TikTok Users Sue U.S. Government, Cite Free Speech

TikTok content creators have filed a lawsuit against the U.S. government, alleging the possible ban of the social media platform infringes upon the First Amendment.

The petitioners include a Texan rancher, a sports commentator, skincare business owners, an LGBTQ advocate from Arizona, and others.

According to the lawsuit, TikTok provides users a “unique and irreplaceable means to express themselves and form community.”

“They bring this lawsuit to preserve their First Amendment rights and the rights of countless others, which are threatened by the Protecting Americans from Foreign Adversary Controlled Applications Act,” the suit reads.

Last month, President Joe Biden signed legislation that compels TikTok’s parent company to sell its operations in the U.S. or face a ban.

“The First Amendment to our Constitution precludes Congress from censoring speech because of its content, viewpoints, editorial practices, or identity of speakers or publishers,” the lawsuit adds. “To the extent the government may claim the Act’s ban is necessary to protect Americans’ data, it has tried that strategy before and lost. Two federal district courts have found that such concerns do not justify a ban. And rightly so. The concerns are speculative, and even if they were not, they could be addressed with legislation much more narrowly tailored to any purported concern.”

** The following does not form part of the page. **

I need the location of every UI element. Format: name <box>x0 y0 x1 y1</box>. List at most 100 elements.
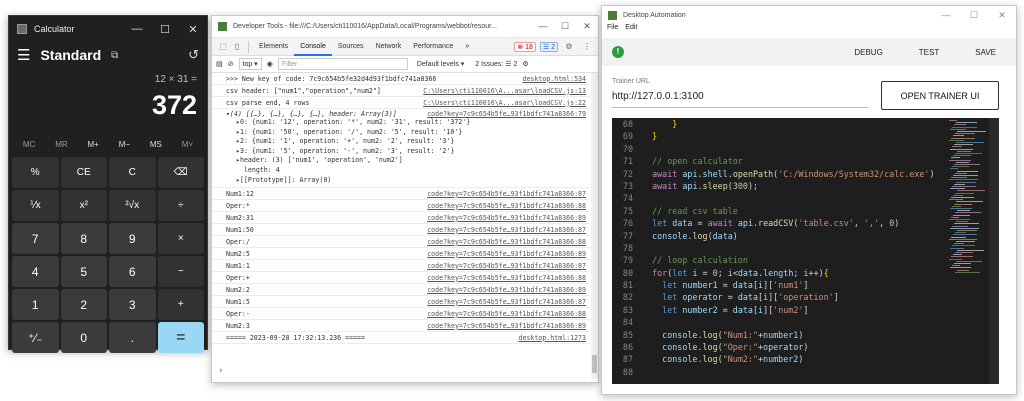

Petitioners have requested that the court declare the Act unconstitutional and affirm their First Amendment rights.

The lawsuit follows another suit brought against the U.S. government by the social media platform.

“There is no question: the Act will force a shutdown of TikTok by January 19, 2025, silencing the 170 million Americans who use the platform to communicate in ways that cannot be replicated elsewhere,” the lawsuit reads, according to The Daily Mail.

The suit notes that TikTok has spent $2 billion in security measures to protect U.S. user data.

It adds that the Chinese government has “made clear that it would not permit a divestment of the recommendation engine that is a key to the success of TikTok in the United States,” the lawsuit states, meaning that the Chinese Communist Party (CCP) would not allow the sale of the algorithm that highlights the platform’s success.

“China also enacted an additional export control law that ‘gives the Chinese government new policy tools and justifications to deny and impose terms on foreign commercial transactions,’” the filing explains, suggesting that the social media site does not operate independently of the CCP. “China adopted these enhanced export control restrictions between August and October 2020, shortly after President Trump’s August 6, 2020 and August 14, 2020 executive orders targeting TikTok.”